All human deaths from rabies result from failure to give adequate prophylaxis. After a rabid animal bite, immediate wound cleaning, rabies vaccine and injections of anti-rabies antibody (immunoglobulin) effectively prevent fatal infection. But anti-rabies immunoglobulin is very rarely available in developing countries, and so prevention relies on giving people bitten by rabid animals effective vaccine treatment.

The vaccines that are currently approved by the World Health Organization, which are usually injected into the muscle, are prohibitively expensive, and so are unaffordable in developing countries. In Africa, for example, the average cost of an intramuscular course of vaccine is $US 39.6, equivalent to 50 days' wages.

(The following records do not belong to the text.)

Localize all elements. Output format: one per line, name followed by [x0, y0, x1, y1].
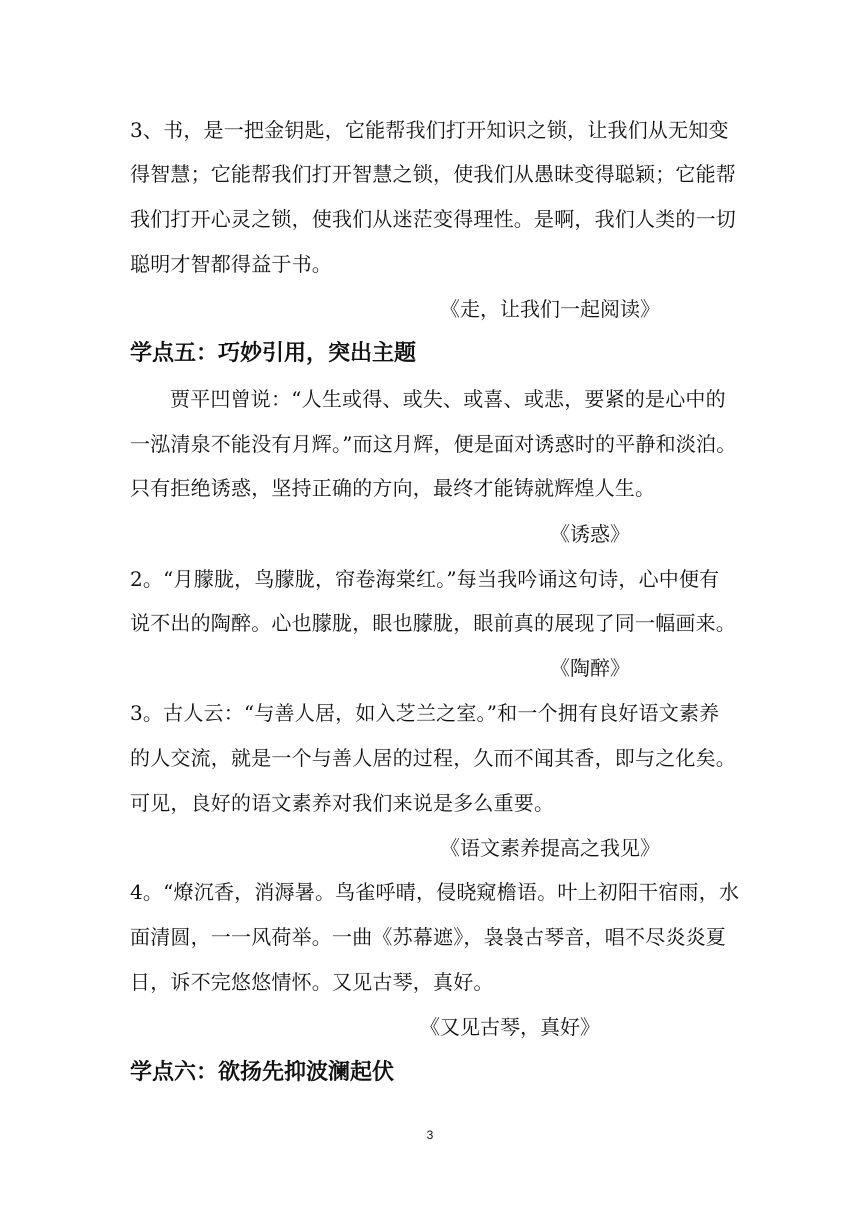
source-title: 《走，让我们一起阅读》: [440, 297, 660, 321]
page-number: 3: [426, 1128, 434, 1142]
section-heading: 学点六：欲扬先抑波澜起伏: [130, 1060, 395, 1085]
paragraph-line: 3。古人云：“与善人居，如入芝兰之室。”和一个拥有良好语文素养: [130, 701, 720, 725]
paragraph-line: 贾平凹曾说：“人生或得、或失、或喜、或悲，要紧的是心中的: [170, 387, 726, 411]
paragraph-line: 只有拒绝诱惑，坚持正确的方向，最终才能铸就辉煌人生。: [130, 476, 656, 500]
paragraph-line: 可见，良好的语文素养对我们来说是多么重要。: [130, 791, 555, 815]
paragraph-line: 面清圆，一一风荷举。一曲《苏幕遮》，袅袅古琴音，唱不尽炎炎夏: [130, 925, 726, 949]
source-title: 《又见古琴，真好》: [420, 1015, 600, 1039]
paragraph-line: 4。“燎沉香，消溽暑。鸟雀呼晴，侵晓窥檐语。叶上初阳干宿雨，水: [130, 880, 740, 904]
paragraph-line: 2。“月朦胧，鸟朦胧，帘卷海棠红。”每当我吟诵这句诗，心中便有: [130, 567, 720, 591]
paragraph-line: 一泓清泉不能没有月辉。”而这月辉，便是面对诱惑时的平静和淡泊。: [130, 432, 737, 456]
section-heading: 学点五：巧妙引用，突出主题: [130, 341, 417, 366]
paragraph-line: 我们打开心灵之锁，使我们从迷茫变得理性。是啊，我们人类的一切: [130, 207, 736, 231]
paragraph-line: 3、书，是一把金钥匙，它能帮我们打开知识之锁，让我们从无知变: [130, 118, 729, 142]
source-title: 《诱惑》: [550, 522, 630, 546]
paragraph-line: 日，诉不完悠悠情怀。又见古琴，真好。: [130, 970, 494, 994]
source-title: 《语文素养提高之我见》: [440, 836, 660, 860]
paragraph-line: 说不出的陶醉。心也朦胧，眼也朦胧，眼前真的展现了同一幅画来。: [130, 611, 736, 635]
source-title: 《陶醉》: [550, 656, 630, 680]
paragraph-line: 的人交流，就是一个与善人居的过程，久而不闻其香，即与之化矣。: [130, 746, 736, 770]
paragraph-line: 得智慧；它能帮我们打开智慧之锁，使我们从愚昧变得聪颖；它能帮: [130, 162, 736, 186]
paragraph-line: 聪明才智都得益于书。: [130, 252, 332, 276]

Two economical regimens, involving injecting small amounts of vaccine into the skin (intradermally) at 2 or 8 sites on the first day of the course, with subsequent booster doses are available in a few places. With the 8-site method, a large dose of vaccine is given on the first day only, whereas with the 2-site method the same dose is divided between the first and third days, entailing an extra visit to the clinic. However, practical or perceived difficulties have restricted widespread uptake of these economical methods. Dr Warrell and colleagues therefore set out to test a new, similar simplified regimen, involving injections at 4 sites on the first day.

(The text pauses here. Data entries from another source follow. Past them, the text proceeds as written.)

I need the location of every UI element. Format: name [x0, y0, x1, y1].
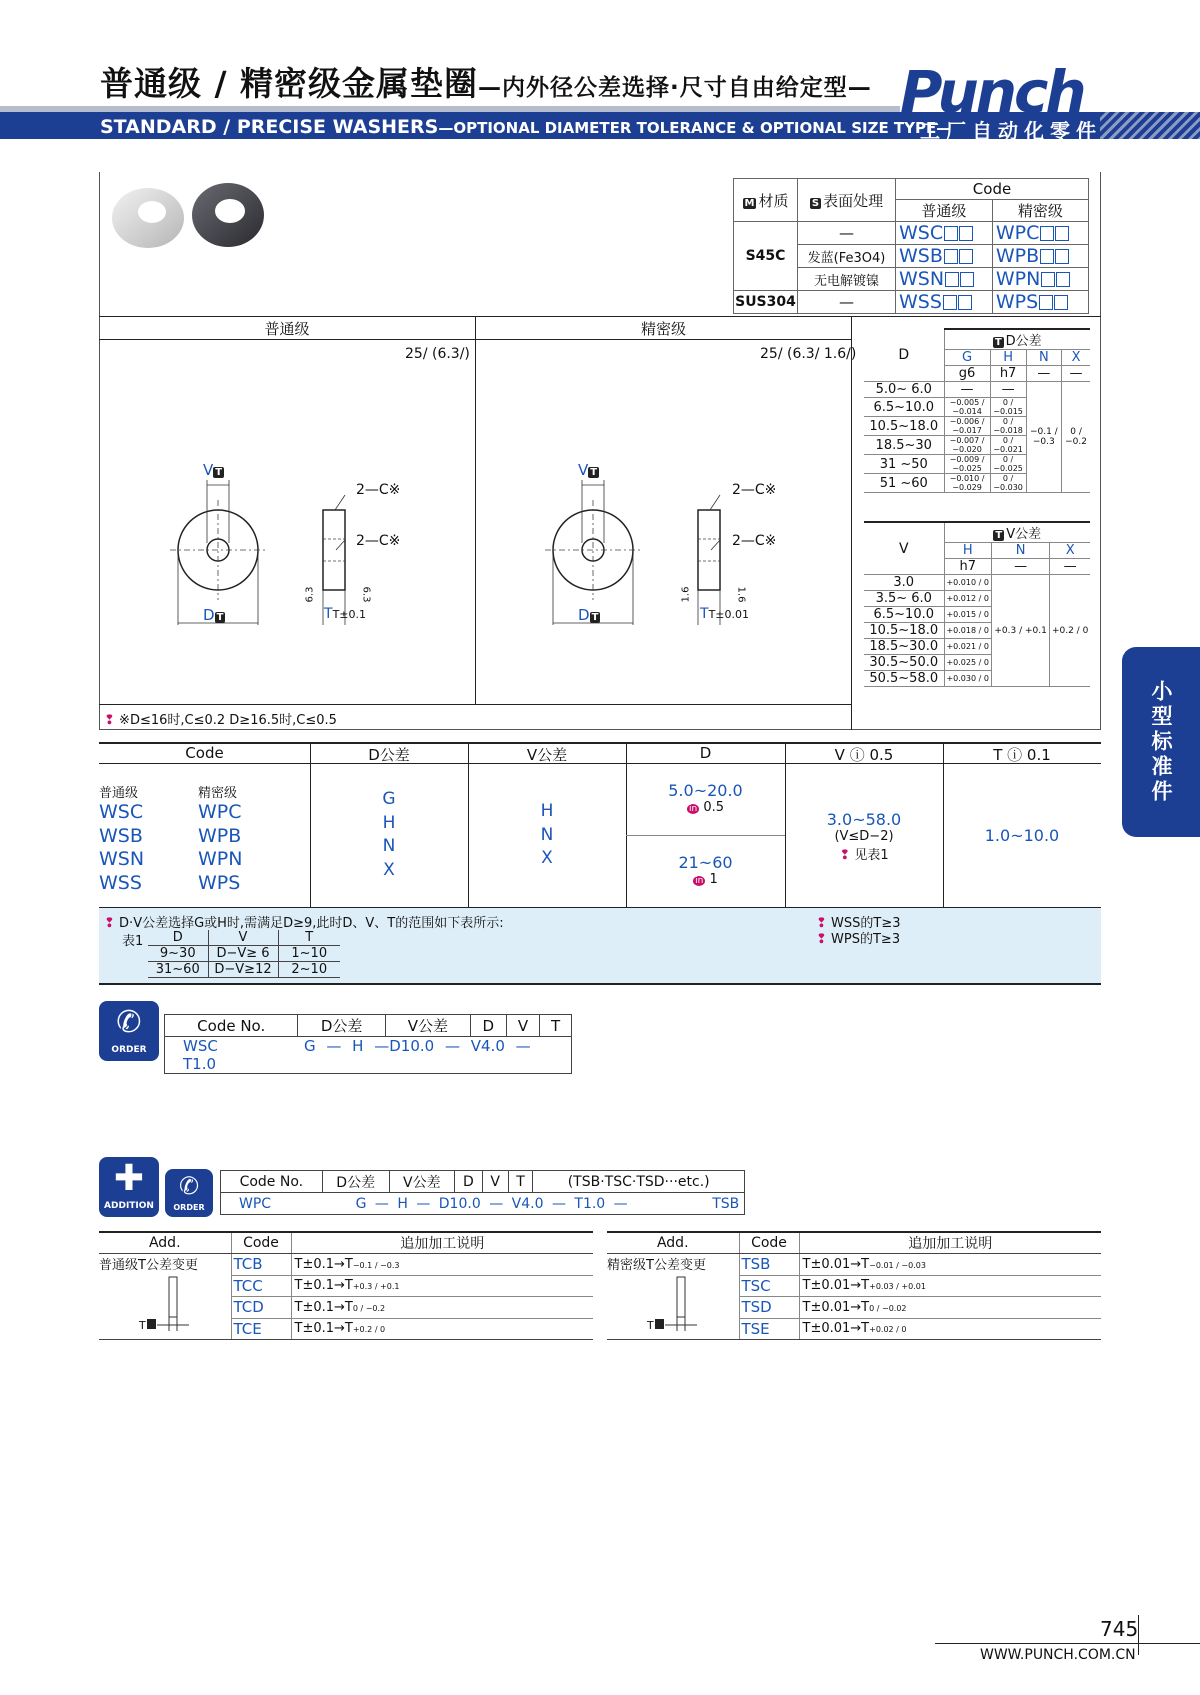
h-tol: 0 / −0.030: [990, 474, 1026, 493]
roughness-side: 6.3: [304, 586, 316, 603]
title-en-sub: —OPTIONAL DIAMETER TOLERANCE & OPTIONAL SIZE TYPE—: [438, 119, 952, 137]
t1-header: T: [305, 930, 314, 945]
material-header: M 材质: [734, 179, 798, 222]
standard-label: 普通级: [264, 320, 310, 338]
desc-cell: T±0.1→T+0.2 / 0: [291, 1318, 593, 1340]
v-col-header: V: [864, 522, 944, 575]
table1: [148, 930, 340, 978]
order-header: D: [470, 1015, 506, 1037]
svg-text:T: T: [139, 1319, 146, 1332]
v-range: 50.5~58.0: [864, 671, 944, 687]
standard-header: 普通级: [896, 200, 993, 222]
v-range: 30.5~50.0: [864, 655, 944, 671]
desc-cell: T±0.01→T+0.03 / +0.01: [799, 1275, 1101, 1297]
code-cell: WSN: [896, 268, 993, 291]
t1-cell: D−V≥12: [208, 962, 278, 978]
precise-grade-label: 精密级: [198, 786, 238, 801]
standard-grade-label: 普通级: [99, 786, 139, 801]
order-header: Code No.: [165, 1015, 298, 1037]
add-col: Add.: [99, 1232, 231, 1254]
t1-cell: 9~30: [148, 946, 208, 962]
x-tol: +0.2 / 0: [1050, 575, 1090, 687]
h-tol: +0.010 / 0: [944, 575, 991, 591]
add-cell: [99, 1254, 231, 1340]
t1-cell: D−V≥ 6: [208, 946, 278, 962]
wss-note: ❢ WSS的T≥3: [816, 916, 901, 931]
addition-table-standard: [99, 1231, 593, 1340]
order-header: V公差: [385, 1015, 470, 1037]
d-range: 18.5~30: [864, 436, 944, 455]
order-header: V: [482, 1171, 508, 1193]
tol-sub: h7: [944, 559, 991, 575]
order-header: Code No.: [221, 1171, 323, 1193]
desc-col: 追加加工说明: [291, 1232, 593, 1254]
h-tol: +0.025 / 0: [944, 655, 991, 671]
order-header: D公差: [298, 1015, 385, 1037]
col-code: Code: [185, 744, 224, 762]
desc-cell: T±0.01→T0 / −0.02: [799, 1297, 1101, 1319]
h-tol: 0 / −0.021: [990, 436, 1026, 455]
t1-cell: 2~10: [291, 962, 328, 977]
divider: [475, 316, 476, 704]
d-range-2: 21~60 in 1: [678, 853, 733, 887]
code-cell: WPC: [992, 222, 1088, 245]
h-tol: +0.030 / 0: [944, 671, 991, 687]
roughness-side: 6.3: [360, 586, 372, 603]
code-cell: WSC: [896, 222, 993, 245]
order-values: WSC G — H —D10.0 — V4.0 — T1.0: [165, 1037, 572, 1074]
code-tse: TSE: [739, 1318, 799, 1340]
divider: [99, 316, 1101, 317]
code-header: Code: [896, 179, 1089, 200]
svg-text:T: T: [647, 1319, 654, 1332]
g-tol: —: [944, 382, 990, 398]
code-tcc: TCC: [231, 1275, 291, 1297]
chamfer-label: 2—C※: [356, 533, 401, 549]
addition-icon: ✚ ADDITION: [99, 1157, 159, 1217]
d-dimension-std: D T: [203, 606, 224, 624]
code-cell: WSB: [896, 245, 993, 268]
t1-header: D: [148, 930, 208, 946]
slogan: 工厂自动化零件: [920, 119, 1102, 143]
page-title-en: [100, 116, 951, 138]
tol-sub: —: [1062, 366, 1090, 382]
v-range: 3.0~58.0 (V≤D−2) ❢ 见表1: [826, 810, 902, 863]
col-v-tol: V公差: [526, 746, 568, 764]
g-tol: −0.006 / −0.017: [944, 417, 990, 436]
addition-table-precise: [607, 1231, 1101, 1340]
order-values: WPC G — H — D10.0 — V4.0 — T1.0 — TSB: [221, 1193, 745, 1215]
divider: [626, 835, 785, 836]
g-tol: −0.010 / −0.029: [944, 474, 990, 493]
tol-col: H: [944, 543, 991, 559]
code-wss: WSS: [99, 871, 142, 894]
tol-col: X: [1050, 543, 1090, 559]
desc-cell: T±0.01→T−0.01 / −0.03: [799, 1254, 1101, 1276]
code-wsb: WSB: [99, 824, 143, 847]
add-title: 普通级T公差变更: [99, 1258, 198, 1273]
t-dimension-pre: TT±0.01: [700, 606, 749, 622]
code-cell: WPB: [992, 245, 1088, 268]
page-title: [100, 58, 872, 105]
roughness-side: 1.6: [680, 586, 692, 603]
d-range: 6.5~10.0: [864, 398, 944, 417]
d-range: 31 ~50: [864, 455, 944, 474]
col-d-tol: D公差: [368, 746, 410, 764]
footer-url[interactable]: WWW.PUNCH.COM.CN: [980, 1647, 1136, 1663]
tol-sub: —: [1050, 559, 1090, 575]
order-header: (TSB·TSC·TSD···etc.): [533, 1171, 745, 1193]
v-range: 6.5~10.0: [864, 607, 944, 623]
precise-label: 精密级: [640, 320, 686, 338]
t1-cell: 1~10: [291, 946, 328, 961]
v-range: 3.0: [864, 575, 944, 591]
side-tab[interactable]: 小型标准件: [1122, 647, 1200, 837]
divider: [943, 742, 944, 907]
h-tol: 0 / −0.018: [990, 417, 1026, 436]
t1-cell: 31~60: [148, 962, 208, 978]
code-wsc: WSC: [99, 801, 144, 823]
code-tce: TCE: [231, 1318, 291, 1340]
desc-cell: T±0.1→T+0.3 / +0.1: [291, 1275, 593, 1297]
surface-cell: —: [798, 222, 896, 245]
tol-col: H: [990, 350, 1026, 366]
tol-sub: —: [991, 559, 1049, 575]
tol-col: N: [991, 543, 1049, 559]
h-tol: +0.012 / 0: [944, 591, 991, 607]
order-header: D公差: [322, 1171, 389, 1193]
page-number: 745: [1100, 1617, 1139, 1641]
order-example-1: [164, 1014, 572, 1074]
code-tsb: TSB: [739, 1254, 799, 1276]
desc-cell: T±0.01→T+0.02 / 0: [799, 1318, 1101, 1340]
order-header: D: [454, 1171, 482, 1193]
surface-cell: 无电解镀镍: [798, 268, 896, 291]
d-tol-title: T D公差: [944, 329, 1090, 350]
code-tsc: TSC: [739, 1275, 799, 1297]
code-cell: WPN: [992, 268, 1088, 291]
chamfer-label: 2—C※: [356, 482, 401, 498]
divider: [99, 704, 851, 705]
v-range: 18.5~30.0: [864, 639, 944, 655]
chamfer-label: 2—C※: [732, 482, 777, 498]
chamfer-label: 2—C※: [732, 533, 777, 549]
code-col: Code: [231, 1232, 291, 1254]
code-cell: WPS: [992, 291, 1088, 314]
t-dimension-std: TT±0.1: [324, 606, 366, 622]
material-sus304: SUS304: [734, 291, 798, 314]
d-range: 5.0~ 6.0: [864, 382, 944, 398]
code-wsn: WSN: [99, 848, 145, 870]
tol-col: G: [944, 350, 990, 366]
x-tol: 0 / −0.2: [1062, 382, 1090, 493]
v-dimension-std: V T: [203, 461, 223, 479]
code-col: Code: [739, 1232, 799, 1254]
divider: [851, 316, 852, 730]
add-title: 精密级T公差变更: [607, 1258, 706, 1273]
surface-header: S 表面处理: [798, 179, 896, 222]
d-tolerance-table: [864, 328, 1090, 493]
add-col: Add.: [607, 1232, 739, 1254]
add-cell: [607, 1254, 739, 1340]
d-col-header: D: [864, 329, 944, 382]
tol-col: N: [1026, 350, 1062, 366]
d-tol-options: G H N X: [382, 789, 396, 880]
order-header: T: [508, 1171, 533, 1193]
material-s45c: S45C: [734, 222, 798, 291]
v-range: 10.5~18.0: [864, 623, 944, 639]
standard-codes: [99, 801, 144, 895]
g-tol: −0.009 / −0.025: [944, 455, 990, 474]
g-tol: −0.005 / −0.014: [944, 398, 990, 417]
d-range: 10.5~18.0: [864, 417, 944, 436]
order-icon: ✆ ORDER: [99, 1001, 159, 1061]
code-tcb: TCB: [231, 1254, 291, 1276]
order-header: V公差: [389, 1171, 454, 1193]
thickness-icon: [99, 1273, 209, 1335]
thickness-icon: [607, 1273, 717, 1335]
code-wps: WPS: [198, 871, 241, 894]
d-range-1: 5.0~20.0 in 0.5: [668, 781, 743, 815]
h-tol: +0.015 / 0: [944, 607, 991, 623]
title-sub: —内外径公差选择·尺寸自由给定型—: [478, 75, 872, 101]
desc-cell: T±0.1→T0 / −0.2: [291, 1297, 593, 1319]
n-tol: −0.1 / −0.3: [1026, 382, 1062, 493]
precise-header: 精密级: [992, 200, 1088, 222]
order-icon: ✆ ORDER: [165, 1169, 213, 1217]
h-tol: 0 / −0.025: [990, 455, 1026, 474]
v-tolerance-table: [864, 521, 1090, 687]
code-wpc: WPC: [198, 801, 242, 823]
t-range: 1.0~10.0: [984, 826, 1060, 845]
code-wpn: WPN: [198, 848, 243, 870]
t1-header: V: [208, 930, 278, 946]
v-range: 3.5~ 6.0: [864, 591, 944, 607]
order-header: T: [540, 1015, 572, 1037]
v-dimension-pre: V T: [578, 461, 598, 479]
h-tol: +0.018 / 0: [944, 623, 991, 639]
tol-sub: —: [1026, 366, 1062, 382]
h-tol: —: [990, 382, 1026, 398]
h-tol: 0 / −0.015: [990, 398, 1026, 417]
roughness-precise: 25/ (6.3/ 1.6/): [760, 346, 857, 362]
desc-col: 追加加工说明: [799, 1232, 1101, 1254]
col-t: T ⓘ 0.1: [993, 746, 1051, 764]
wps-note: ❢ WPS的T≥3: [816, 932, 901, 947]
tol-col: X: [1062, 350, 1090, 366]
code-tcd: TCD: [231, 1297, 291, 1319]
d-range: 51 ~60: [864, 474, 944, 493]
d-dimension-pre: D T: [578, 606, 599, 624]
order-header: V: [506, 1015, 540, 1037]
h-tol: +0.021 / 0: [944, 639, 991, 655]
table1-label: 表1: [122, 934, 144, 949]
code-wpb: WPB: [198, 824, 242, 847]
code-cell: WSS: [896, 291, 993, 314]
surface-cell: —: [798, 291, 896, 314]
header-stripes: [1100, 112, 1200, 139]
precise-codes: [198, 801, 242, 895]
code-tsd: TSD: [739, 1297, 799, 1319]
order-example-2: [220, 1170, 745, 1215]
v-tol-options: H N X: [540, 801, 554, 868]
desc-cell: T±0.1→T−0.1 / −0.3: [291, 1254, 593, 1276]
tol-sub: g6: [944, 366, 990, 382]
roughness-standard: 25/ (6.3/): [405, 346, 470, 362]
surface-cell: 发蓝(Fe3O4): [798, 245, 896, 268]
tol-sub: h7: [990, 366, 1026, 382]
chamfer-note: ❢ ※D≤16时,C≤0.2 D≥16.5时,C≤0.5: [104, 713, 337, 728]
title-en-main: STANDARD / PRECISE WASHERS: [100, 116, 439, 138]
n-tol: +0.3 / +0.1: [991, 575, 1049, 687]
footer-rule: [935, 1643, 1200, 1644]
g-tol: −0.007 / −0.020: [944, 436, 990, 455]
col-d: D: [699, 744, 712, 762]
note-text: ❢ D·V公差选择G或H时,需满足D≥9,此时D、V、T的范围如下表所示:: [104, 916, 504, 931]
roughness-side: 1.6: [735, 586, 747, 603]
punch-logo: Punch: [900, 58, 1084, 126]
col-v: V ⓘ 0.5: [834, 746, 894, 764]
title-main: 普通级 / 精密级金属垫圈: [100, 64, 479, 103]
v-tol-title: T V公差: [944, 522, 1090, 543]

They vaccinated healthy volunteers to compare the antibody levels induced by the 4-site intradermal regimen with those induced by the current 2-site and 8-site intradermal regimens and the gold standard intramuscular regimen favored internationally. All of the economical intradermal regimens worked just as well as the intramuscular method at stimulating anti-rabies antibodies.

The authors conclude that the results provide sufficient evidence that the simplified 4-site regimen now meets all the criteria necessary for its recommendation for use wherever the cost of vaccine is prohibitive.